There’s accessible parking in front of the visitor center, with barrier-free access to the building. Inside there’s a small gift shop and a few exhibits about the VLA. There’s also level access to the theater with plenty of room for a wheelchair next to the seats. Take some time to watch the excellent movie – narrated by Jodie Foster – that explains how the array works and what exactly it’s able to do.
The VLA is comprised of 27 dish shaped antennae arranged in a Y configuration across the desert. Each antenna is 82 feet in diameter, and combined they form a giant telescope that measures radio waves that come from stars, planets, galaxies and clouds of dust. When the data of the individual antennae are combined, it’s equivalent to using one giant antenna with a 22-mile diameter.
And because of that resolution astronomers are able to study remote galaxies, such as Heinze 2-10, which is located 30 million light years from Earth. They are also able to get a detailed look at galaxies and black hole formations that were created in the early universe, and compare them to what’s happening now. It’s truly one of the most powerful – and useful – astronomical tools available today.
Explore the Complex
Visitors can also get an up-close-and-personal look at the antennae, as well as a few other outside exhibits, from a short level trail that winds around the complex. Granted you can still get a good view of the VLA from the back of the visitor center — because it’s so massive — but the interpretive displays along the short walking tour are excellent.
The first stop on the walking tour is the Bracewell Radio Sundial, which is located near the back entrance to the visitor center. Named after Roy Bracewell, who created one of the world’s first radio telescopes, this sundial consists of a sphere mounted on a pole, and seven others mounted on cement pedestals. Like a traditional sundial, the sphere on the pole casts a downward shadow to markers on the cement, and depicts the time of day. The other spheres help radio astronomers locate three prominent stellar objects – Centaurus A, Cassiopeia A and Cygnus A – which act as stellar landmarks and enable them to locate other galaxies, stars and celestial bodies.
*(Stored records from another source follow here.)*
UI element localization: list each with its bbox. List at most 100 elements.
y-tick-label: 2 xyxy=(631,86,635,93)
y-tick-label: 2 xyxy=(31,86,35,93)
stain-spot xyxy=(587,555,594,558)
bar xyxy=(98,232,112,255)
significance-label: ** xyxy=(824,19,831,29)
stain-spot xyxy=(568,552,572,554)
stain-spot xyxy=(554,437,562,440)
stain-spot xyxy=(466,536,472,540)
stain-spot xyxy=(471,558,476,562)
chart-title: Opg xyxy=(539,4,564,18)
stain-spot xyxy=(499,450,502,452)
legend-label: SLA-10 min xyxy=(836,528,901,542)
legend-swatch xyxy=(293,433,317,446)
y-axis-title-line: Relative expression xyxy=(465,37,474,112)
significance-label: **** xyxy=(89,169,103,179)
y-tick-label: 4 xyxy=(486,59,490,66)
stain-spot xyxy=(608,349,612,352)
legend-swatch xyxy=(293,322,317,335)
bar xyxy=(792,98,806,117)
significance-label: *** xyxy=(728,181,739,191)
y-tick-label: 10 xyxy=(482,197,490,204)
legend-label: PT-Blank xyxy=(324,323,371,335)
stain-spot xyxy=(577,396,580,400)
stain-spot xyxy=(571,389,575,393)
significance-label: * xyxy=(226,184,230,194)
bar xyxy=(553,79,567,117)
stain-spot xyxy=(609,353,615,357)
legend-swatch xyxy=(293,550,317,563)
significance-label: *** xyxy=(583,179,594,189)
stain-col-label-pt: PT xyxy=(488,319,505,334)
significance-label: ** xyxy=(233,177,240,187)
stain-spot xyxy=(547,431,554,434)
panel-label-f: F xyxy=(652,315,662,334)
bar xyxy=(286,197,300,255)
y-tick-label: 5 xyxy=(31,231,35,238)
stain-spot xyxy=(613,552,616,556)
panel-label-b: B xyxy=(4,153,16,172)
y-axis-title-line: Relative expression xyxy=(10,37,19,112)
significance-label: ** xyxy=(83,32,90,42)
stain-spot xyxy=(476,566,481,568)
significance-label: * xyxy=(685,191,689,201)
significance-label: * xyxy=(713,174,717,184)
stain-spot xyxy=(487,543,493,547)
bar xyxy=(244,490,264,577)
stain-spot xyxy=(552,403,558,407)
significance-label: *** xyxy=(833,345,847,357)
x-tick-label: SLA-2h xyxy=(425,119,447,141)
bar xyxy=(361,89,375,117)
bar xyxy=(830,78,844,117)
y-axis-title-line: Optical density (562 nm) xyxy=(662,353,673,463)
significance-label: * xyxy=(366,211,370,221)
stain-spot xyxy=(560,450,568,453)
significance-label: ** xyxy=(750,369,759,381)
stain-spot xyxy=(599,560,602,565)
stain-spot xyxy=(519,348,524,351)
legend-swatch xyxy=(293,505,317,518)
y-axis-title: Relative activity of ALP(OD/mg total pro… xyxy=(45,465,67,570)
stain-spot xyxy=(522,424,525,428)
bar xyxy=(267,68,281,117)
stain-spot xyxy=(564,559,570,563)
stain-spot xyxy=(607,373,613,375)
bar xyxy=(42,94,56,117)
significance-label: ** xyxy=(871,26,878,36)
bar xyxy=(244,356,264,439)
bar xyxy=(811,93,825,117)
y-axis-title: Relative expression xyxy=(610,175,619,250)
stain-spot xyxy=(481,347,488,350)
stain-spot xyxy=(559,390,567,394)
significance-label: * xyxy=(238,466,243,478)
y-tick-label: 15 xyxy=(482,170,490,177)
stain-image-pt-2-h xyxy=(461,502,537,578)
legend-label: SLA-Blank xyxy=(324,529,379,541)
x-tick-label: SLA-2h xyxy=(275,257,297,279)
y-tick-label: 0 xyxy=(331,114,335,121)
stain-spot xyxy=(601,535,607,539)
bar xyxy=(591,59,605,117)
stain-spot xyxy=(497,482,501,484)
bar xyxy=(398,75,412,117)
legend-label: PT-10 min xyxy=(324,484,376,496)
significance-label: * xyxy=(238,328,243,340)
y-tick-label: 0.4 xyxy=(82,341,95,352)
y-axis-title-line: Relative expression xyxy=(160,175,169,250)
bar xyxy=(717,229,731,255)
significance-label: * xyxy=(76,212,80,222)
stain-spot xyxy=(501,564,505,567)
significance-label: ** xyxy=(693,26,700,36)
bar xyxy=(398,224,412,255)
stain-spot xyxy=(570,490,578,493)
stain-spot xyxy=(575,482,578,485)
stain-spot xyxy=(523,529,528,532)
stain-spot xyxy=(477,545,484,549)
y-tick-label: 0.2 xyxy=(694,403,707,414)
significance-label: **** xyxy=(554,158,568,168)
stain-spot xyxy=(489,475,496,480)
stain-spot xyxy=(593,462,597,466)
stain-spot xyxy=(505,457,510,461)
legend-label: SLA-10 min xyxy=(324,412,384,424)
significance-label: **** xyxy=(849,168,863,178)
From the sundial, continue along the path past the Whisper Dish Gallery, and head over to the Radio Dish Gallery, which is located in the gazebo near the antennae. After that, make a left and head out to the base of the closest antenna, where there’s another interpretive plaque that describes its workings. Standing next to the 230-ton antenna is rather intimidating, and downright spooky if it repositions itself while you are there.
The walking tour continues to the second-story balcony of the control building, where visitors can get a panoramic view of the array. Unfortunately the only way to access the balcony is by a standard staircase, so it’s not an option for wheelchair-users or anyone who can’t climb 24 stairs. To be honest though, you can get a good view of the VLA from just about anywhere in the complex, so the inaccessible balcony doesn’t really detract from the experience. Finally, don’t forget to stop at the antenna assembly building on your drive out. Although you can’t go inside, it’s interesting to see how the antennae were assembled and installed.
The VLA makes a fun New Mexico road trip stop even if you aren’t an astronomy buff, as the silhouette of the array against the vast desert backdrop is worth the short detour alone. And amateur astronomers will absolutely love the site.